This is a problem that affects 60% of women, but some countries have no laws protecting women who suffer from dysmenorrhea, providing for a menstrual leave. Attempts in this regard have been made in several countries, a number of times, but resistance to such a law has always been very strong, sometimes coming from where you would least expect it.
At a fist glance it might seem something trivial, but for many women dysmenorrhea is a real nightmare they have to confront once a month. Yet opposition to a law regulating the issue comes from feminists themselves. But the enterprises that have tried menstrual leave have acknowledged that women who return from menstrual leave are so regenerated that their working performance is twice as good as it is in normal conditions.
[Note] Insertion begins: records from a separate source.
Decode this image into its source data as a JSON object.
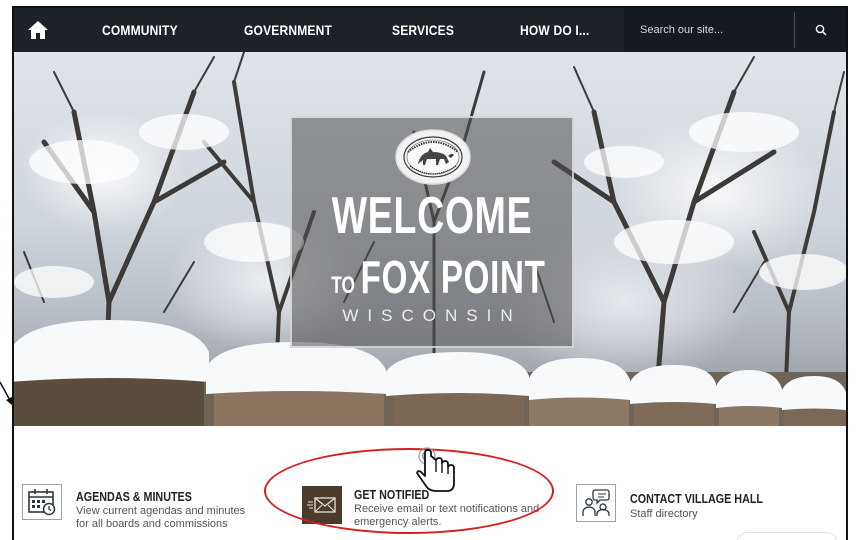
{
  "nav": {
    "items": [
      {
        "label": "COMMUNITY"
      },
      {
        "label": "GOVERNMENT"
      },
      {
        "label": "SERVICES"
      },
      {
        "label": "HOW DO I..."
      }
    ],
    "search": {
      "placeholder": "Search our site..."
    }
  },
  "hero": {
    "welcome": "WELCOME",
    "to": "TO",
    "fox_point": "FOX POINT",
    "wisconsin": "WISCONSIN",
    "seal_top_text": "VILLAGE OF FOX POINT",
    "seal_bottom_text": "FOX POINT, WISCONSIN"
  },
  "quick_links": [
    {
      "title": "AGENDAS & MINUTES",
      "description": "View current agendas and minutes for all boards and commissions",
      "icon": "calendar-icon"
    },
    {
      "title": "GET NOTIFIED",
      "description": "Receive email or text notifications and emergency alerts.",
      "icon": "envelope-icon"
    },
    {
      "title": "CONTACT VILLAGE HALL",
      "description": "Staff directory",
      "icon": "people-chat-icon"
    }
  ],
  "colors": {
    "nav_bg": "#1d2128",
    "highlight_circle": "#d42020",
    "notify_icon_bg": "#4a3b2c"
  }
}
Plus, they would feel much more relaxed – knowing they would no longer have to wait for that nightmarish period to come – and that too would help improve their overall performance at work.
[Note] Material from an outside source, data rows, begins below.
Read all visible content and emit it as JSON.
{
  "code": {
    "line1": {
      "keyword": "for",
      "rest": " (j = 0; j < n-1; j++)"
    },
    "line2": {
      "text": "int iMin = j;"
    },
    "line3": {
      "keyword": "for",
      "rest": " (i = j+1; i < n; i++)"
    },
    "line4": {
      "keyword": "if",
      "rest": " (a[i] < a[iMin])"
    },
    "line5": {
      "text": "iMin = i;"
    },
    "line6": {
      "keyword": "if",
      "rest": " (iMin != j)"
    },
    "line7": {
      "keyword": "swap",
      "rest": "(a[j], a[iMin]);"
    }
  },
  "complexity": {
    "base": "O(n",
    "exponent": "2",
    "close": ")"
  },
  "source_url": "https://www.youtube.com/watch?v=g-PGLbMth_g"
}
That said, menstrual leave is granted in several countries, especially in the far east (in Japan and Taiwan, for example), where it is common belief that if a woman doesn’t get proper rest during her period, she risks becoming less fertile.
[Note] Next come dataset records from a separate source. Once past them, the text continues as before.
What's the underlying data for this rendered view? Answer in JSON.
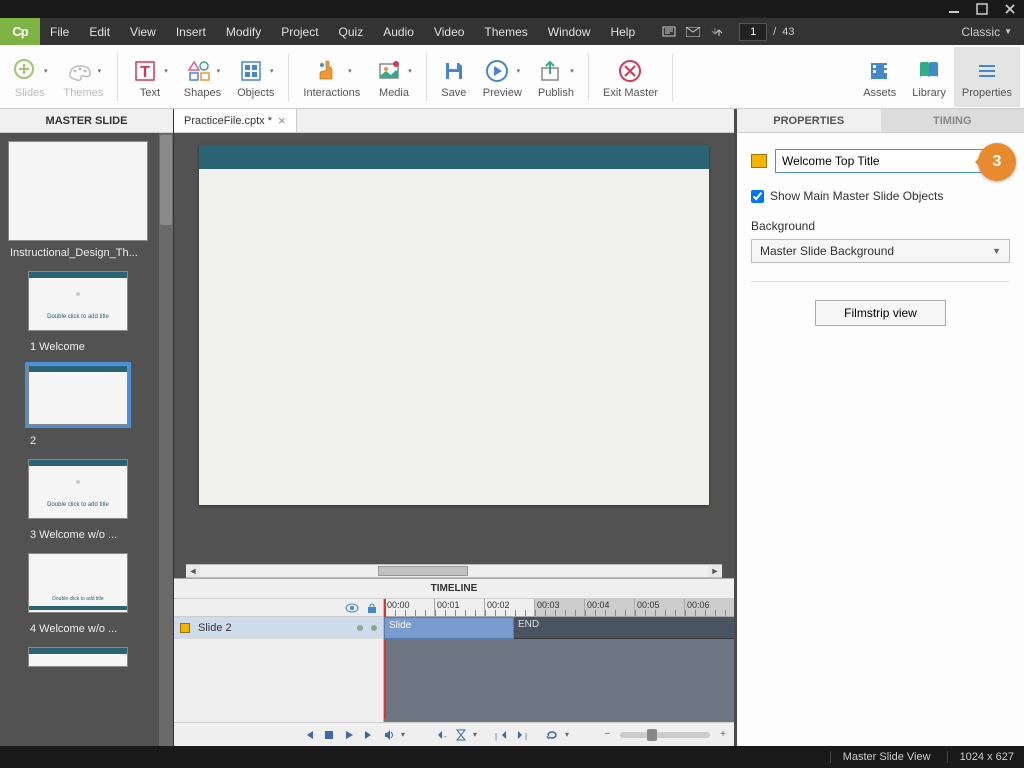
{
  "window": {
    "minimize": "_",
    "maximize": "□",
    "close": "×"
  },
  "menubar": {
    "logo": "Cp",
    "items": [
      "File",
      "Edit",
      "View",
      "Insert",
      "Modify",
      "Project",
      "Quiz",
      "Audio",
      "Video",
      "Themes",
      "Window",
      "Help"
    ],
    "slideCurrent": "1",
    "slideTotal": "43",
    "workspace": "Classic"
  },
  "ribbon": {
    "slides": "Slides",
    "themes": "Themes",
    "text": "Text",
    "shapes": "Shapes",
    "objects": "Objects",
    "interactions": "Interactions",
    "media": "Media",
    "save": "Save",
    "preview": "Preview",
    "publish": "Publish",
    "exitMaster": "Exit Master",
    "assets": "Assets",
    "library": "Library",
    "properties": "Properties"
  },
  "leftPanel": {
    "header": "MASTER SLIDE",
    "main": "Instructional_Design_Th...",
    "subs": [
      "1 Welcome",
      "2",
      "3 Welcome w/o ...",
      "4 Welcome w/o ..."
    ],
    "placeholderText": "Double click to add title"
  },
  "tabs": {
    "file": "PracticeFile.cptx *"
  },
  "timeline": {
    "header": "TIMELINE",
    "ticks": [
      "00:00",
      "00:01",
      "00:02",
      "00:03",
      "00:04",
      "00:05",
      "00:06"
    ],
    "trackName": "Slide 2",
    "clipLabel": "Slide",
    "endLabel": "END"
  },
  "rightPanel": {
    "tabProperties": "PROPERTIES",
    "tabTiming": "TIMING",
    "nameValue": "Welcome Top Title",
    "callout": "3",
    "showMainMaster": "Show Main Master Slide Objects",
    "backgroundLabel": "Background",
    "backgroundValue": "Master Slide Background",
    "filmstripBtn": "Filmstrip view"
  },
  "statusbar": {
    "view": "Master Slide View",
    "dims": "1024 x 627"
  }
}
Nonetheless, the debate is still ongoing, even because not all women like the idea that their boss can follow their stages of their menstrual cycle. But it would be nice if women didn’t have to consider their period as some sort of taboo. Perhaps the very request of a menstrual leave could gradually make the issue something we can all speak of normally, including men. Unfortunately, though, female issues, such as this one, are often considered mere whims.
Another thorny issue related to the menstrual cycle is VAT on tampons and pads. These products are absolutely essential for millions of women and yet, despite such importance, in some countries they fall in the highest VAT range. That’s why, all over the world, a tax cut on tampons, known as tampon tax, has been called for, and quite some time ago. But so far, politicians have generally overlooked the problem.
For example, the website Wired shows that, among the major European countries, Italy is the one lagging behind the most, in this regard. Taxation on all types of tampons is 5% in the UK and 5.5% in France, while in Germany, VAT on tampons has dropped for the first time this year, from 19% to 7%.